For those who are unfamiliar with Brother Cadfael, he’s a Benedictine
monk; he resides at the Abbey of St. Peter and St. Paul in Shrewsbury,
England. Born in Wales, he had an adventurous youth before settling down
as a monk. He was a crusader on the First Crusade, and was with Godfrey
of Bouillon when Antioch was taken. After the Crusade, he became a sea
captain, and roved over all the Mediterranean world. Finally desiring a
little rest he joined the Benedictines and settled down to grow herbs.

The present book concerns the efforts of the ambitious Prior Robert to
acquire a saint’s relics for the Abbey. Relics (that is, bones) were a
big deal then; one gathers that there was something of an (I apologize in
advance) arms race among the various cathedrals, abbeys, and monasteries
to see who could get the best relics. Prior Robert has set his sights on
the bones of St. Winifred, a little-know Welsh saint. As a native
speaker of Welsh, Cadfael goes along on the trip to get them.
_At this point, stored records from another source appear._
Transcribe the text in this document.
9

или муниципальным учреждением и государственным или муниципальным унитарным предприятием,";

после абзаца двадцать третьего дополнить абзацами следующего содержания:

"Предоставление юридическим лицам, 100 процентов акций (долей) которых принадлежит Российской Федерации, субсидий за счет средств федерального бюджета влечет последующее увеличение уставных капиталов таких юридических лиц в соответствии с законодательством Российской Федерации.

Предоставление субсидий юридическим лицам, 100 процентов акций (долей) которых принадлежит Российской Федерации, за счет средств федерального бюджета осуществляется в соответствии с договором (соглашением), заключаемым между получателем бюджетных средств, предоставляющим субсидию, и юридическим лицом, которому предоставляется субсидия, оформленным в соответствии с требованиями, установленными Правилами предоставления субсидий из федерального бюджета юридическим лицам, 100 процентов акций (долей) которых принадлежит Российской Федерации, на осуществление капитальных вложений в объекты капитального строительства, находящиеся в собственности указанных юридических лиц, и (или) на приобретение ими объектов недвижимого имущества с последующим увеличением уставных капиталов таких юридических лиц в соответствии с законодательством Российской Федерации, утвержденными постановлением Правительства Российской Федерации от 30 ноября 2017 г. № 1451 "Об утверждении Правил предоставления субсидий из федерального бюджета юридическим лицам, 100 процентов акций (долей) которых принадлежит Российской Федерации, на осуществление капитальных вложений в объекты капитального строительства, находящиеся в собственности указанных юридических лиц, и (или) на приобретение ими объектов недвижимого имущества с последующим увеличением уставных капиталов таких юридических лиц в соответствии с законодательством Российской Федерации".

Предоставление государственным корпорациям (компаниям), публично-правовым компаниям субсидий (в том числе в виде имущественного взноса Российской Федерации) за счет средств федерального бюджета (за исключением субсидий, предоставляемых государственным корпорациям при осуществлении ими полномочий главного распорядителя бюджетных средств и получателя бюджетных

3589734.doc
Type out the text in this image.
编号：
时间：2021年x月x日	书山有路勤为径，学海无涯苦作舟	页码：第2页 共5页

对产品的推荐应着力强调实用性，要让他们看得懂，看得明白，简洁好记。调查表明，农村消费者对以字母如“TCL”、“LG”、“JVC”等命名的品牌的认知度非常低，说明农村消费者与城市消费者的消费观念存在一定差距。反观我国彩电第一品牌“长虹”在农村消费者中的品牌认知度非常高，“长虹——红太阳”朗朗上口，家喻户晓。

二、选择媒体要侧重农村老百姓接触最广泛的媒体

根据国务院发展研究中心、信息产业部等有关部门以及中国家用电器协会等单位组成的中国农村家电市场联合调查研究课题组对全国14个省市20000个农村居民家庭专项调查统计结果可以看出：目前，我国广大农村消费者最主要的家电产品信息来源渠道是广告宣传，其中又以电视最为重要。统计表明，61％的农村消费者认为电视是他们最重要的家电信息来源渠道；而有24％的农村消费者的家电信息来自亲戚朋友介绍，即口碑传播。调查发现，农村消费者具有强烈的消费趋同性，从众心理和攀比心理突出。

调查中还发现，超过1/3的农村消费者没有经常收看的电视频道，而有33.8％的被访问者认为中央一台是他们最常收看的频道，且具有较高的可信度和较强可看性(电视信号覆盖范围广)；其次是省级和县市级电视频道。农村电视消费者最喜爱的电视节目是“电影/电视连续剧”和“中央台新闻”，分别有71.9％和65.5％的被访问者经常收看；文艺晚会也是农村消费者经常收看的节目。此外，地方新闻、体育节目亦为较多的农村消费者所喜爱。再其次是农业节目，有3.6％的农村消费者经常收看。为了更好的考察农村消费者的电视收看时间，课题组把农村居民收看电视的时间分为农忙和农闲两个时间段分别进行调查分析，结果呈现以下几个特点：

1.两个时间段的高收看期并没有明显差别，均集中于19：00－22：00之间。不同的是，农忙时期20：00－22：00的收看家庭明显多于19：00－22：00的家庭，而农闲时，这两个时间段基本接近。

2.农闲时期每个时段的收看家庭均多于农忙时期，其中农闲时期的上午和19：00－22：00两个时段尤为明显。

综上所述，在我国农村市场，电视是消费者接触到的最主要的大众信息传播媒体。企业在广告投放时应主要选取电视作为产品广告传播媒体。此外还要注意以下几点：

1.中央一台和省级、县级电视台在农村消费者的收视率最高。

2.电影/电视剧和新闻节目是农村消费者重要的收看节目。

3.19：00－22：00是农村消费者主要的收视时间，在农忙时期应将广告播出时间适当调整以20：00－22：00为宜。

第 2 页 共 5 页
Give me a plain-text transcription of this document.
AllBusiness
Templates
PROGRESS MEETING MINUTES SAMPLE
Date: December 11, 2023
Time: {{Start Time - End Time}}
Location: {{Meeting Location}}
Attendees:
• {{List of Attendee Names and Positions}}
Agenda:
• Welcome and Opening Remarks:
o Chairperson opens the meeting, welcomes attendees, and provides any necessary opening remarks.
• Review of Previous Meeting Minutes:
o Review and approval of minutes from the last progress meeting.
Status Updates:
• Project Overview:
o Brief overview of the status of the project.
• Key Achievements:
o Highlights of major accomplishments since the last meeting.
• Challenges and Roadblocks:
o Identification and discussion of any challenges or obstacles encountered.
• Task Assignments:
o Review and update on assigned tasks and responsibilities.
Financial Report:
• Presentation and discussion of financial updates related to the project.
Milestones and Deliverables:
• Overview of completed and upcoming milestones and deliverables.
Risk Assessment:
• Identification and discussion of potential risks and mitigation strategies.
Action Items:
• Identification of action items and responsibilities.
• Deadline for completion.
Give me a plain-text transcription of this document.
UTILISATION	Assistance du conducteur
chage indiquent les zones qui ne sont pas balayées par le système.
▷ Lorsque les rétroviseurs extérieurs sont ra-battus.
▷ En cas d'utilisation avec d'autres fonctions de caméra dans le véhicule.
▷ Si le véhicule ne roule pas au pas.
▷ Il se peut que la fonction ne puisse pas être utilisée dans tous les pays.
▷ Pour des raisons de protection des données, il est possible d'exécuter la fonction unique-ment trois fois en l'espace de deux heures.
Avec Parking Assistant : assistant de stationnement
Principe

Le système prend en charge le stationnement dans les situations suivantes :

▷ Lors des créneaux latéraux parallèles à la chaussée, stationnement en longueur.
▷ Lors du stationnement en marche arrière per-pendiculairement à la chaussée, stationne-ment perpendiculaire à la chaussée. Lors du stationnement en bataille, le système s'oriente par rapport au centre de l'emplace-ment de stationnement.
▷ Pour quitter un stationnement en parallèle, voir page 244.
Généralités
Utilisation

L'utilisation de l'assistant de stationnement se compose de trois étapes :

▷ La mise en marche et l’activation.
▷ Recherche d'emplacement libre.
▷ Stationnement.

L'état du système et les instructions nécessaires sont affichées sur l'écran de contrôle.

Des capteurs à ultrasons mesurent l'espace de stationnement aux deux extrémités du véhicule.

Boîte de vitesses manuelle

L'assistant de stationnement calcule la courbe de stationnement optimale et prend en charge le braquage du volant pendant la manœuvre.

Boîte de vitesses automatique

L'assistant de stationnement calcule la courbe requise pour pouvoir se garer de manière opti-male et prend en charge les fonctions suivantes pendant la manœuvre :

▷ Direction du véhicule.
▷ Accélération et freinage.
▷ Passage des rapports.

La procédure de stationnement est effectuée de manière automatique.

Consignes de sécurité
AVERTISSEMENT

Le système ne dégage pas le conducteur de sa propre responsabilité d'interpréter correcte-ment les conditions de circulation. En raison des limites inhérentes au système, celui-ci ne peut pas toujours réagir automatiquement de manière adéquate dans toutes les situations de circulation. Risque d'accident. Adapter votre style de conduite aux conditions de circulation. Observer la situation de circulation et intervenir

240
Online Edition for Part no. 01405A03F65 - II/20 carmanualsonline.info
There’s so much here that Peters gets right. Cadfael and the other
monks, and the people they meet, are all believers, as they would have
been. Some are more susceptible to superstition than others (many believe
that a corpse will bleed if the murderer touches it); others are quite
willing to invent signs, wonders, and visions to advance their cause.
But in Cadfael, Peters makes it clear that she understands the
distinction between the reality of God and the mockery we all-too-often
make of Him in our scheming. It’s a fine line to walk, treating the
Christian faith with respect while recognizing the frailty of individual
Christians, but Peters makes it look easy.